即座に羅刹が結界を展開させるサンを倒すべく真空波をその刃から放ったが、ユートが発動させた真空呪法に威力を相殺された。

「あなた方の相手は僕達がさせてもらう」

ユートは静かな迫力を瞳に湛えながら宣言した。

セインは全力で飛翔呪法を発動させていた。

早く行かなければ死霊使いの姿を見失ってしまう。このすぐ先には大きな村や街が点在するのだ。

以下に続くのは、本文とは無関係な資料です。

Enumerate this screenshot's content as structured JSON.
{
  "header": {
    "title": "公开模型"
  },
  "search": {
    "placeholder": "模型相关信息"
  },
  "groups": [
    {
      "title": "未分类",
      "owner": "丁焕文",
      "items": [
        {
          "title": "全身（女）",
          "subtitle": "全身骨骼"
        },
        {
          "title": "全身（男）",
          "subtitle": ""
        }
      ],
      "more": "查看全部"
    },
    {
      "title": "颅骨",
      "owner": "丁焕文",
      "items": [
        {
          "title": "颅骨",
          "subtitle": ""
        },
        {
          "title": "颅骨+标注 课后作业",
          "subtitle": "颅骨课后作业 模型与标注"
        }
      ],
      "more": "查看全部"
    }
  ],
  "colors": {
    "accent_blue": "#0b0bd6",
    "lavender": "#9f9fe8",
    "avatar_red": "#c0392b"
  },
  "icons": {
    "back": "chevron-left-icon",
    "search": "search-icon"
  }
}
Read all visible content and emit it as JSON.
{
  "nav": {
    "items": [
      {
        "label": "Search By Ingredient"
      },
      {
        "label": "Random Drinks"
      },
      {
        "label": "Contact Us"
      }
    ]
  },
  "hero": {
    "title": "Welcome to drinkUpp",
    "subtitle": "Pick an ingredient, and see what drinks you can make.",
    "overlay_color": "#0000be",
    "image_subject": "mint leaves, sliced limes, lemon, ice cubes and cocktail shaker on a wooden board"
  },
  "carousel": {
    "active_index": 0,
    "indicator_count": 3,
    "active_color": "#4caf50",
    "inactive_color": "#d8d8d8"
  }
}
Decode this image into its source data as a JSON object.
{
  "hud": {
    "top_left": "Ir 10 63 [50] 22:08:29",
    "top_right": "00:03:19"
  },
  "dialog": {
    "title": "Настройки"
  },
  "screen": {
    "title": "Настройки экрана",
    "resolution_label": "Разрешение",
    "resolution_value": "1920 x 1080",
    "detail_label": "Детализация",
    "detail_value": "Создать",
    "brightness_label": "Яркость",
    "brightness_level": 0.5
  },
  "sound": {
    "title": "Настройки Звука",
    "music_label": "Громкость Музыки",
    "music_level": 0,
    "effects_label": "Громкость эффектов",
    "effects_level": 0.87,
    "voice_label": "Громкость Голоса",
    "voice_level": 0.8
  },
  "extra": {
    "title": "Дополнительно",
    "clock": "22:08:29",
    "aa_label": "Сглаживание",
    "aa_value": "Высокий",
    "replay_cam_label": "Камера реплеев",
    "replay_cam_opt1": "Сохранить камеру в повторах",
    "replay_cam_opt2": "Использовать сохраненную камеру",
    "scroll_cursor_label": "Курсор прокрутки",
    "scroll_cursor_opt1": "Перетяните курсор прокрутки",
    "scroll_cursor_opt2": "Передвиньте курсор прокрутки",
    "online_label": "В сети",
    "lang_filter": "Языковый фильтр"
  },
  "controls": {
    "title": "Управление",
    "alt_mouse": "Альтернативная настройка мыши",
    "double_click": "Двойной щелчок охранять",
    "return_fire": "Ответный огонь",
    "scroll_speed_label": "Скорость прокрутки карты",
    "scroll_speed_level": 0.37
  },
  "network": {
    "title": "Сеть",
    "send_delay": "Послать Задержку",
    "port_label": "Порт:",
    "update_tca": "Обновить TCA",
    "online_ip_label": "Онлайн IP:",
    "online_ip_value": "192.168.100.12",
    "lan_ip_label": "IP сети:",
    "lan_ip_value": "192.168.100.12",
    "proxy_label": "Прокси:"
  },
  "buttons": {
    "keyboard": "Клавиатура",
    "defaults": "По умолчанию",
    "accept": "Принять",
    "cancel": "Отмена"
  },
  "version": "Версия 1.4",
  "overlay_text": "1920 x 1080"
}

一刻も早く、『死霊使い』を抹殺し、二人のもとに戻らないとユート等の命が危ない。あの二人はそれほどの相手だ。それに加えて半数の部下達だけで『死霊使い』を足止めするにも限界がある。

この作戦はユートが提案したものだ。

セインは問答無用で却下しようとしたが、

『これだけ部下を犠牲にして、自分だけ安全な策を取る訳にはいかないだろう、セイン?』

この一言で何も言えなくなってしまった。

それにこの方法以外では『死霊使い』に逃げ切られる可能性が非常に高い。

(……間に合ってくれっ!)

セインは焦燥に駆られながら、飛び続けた。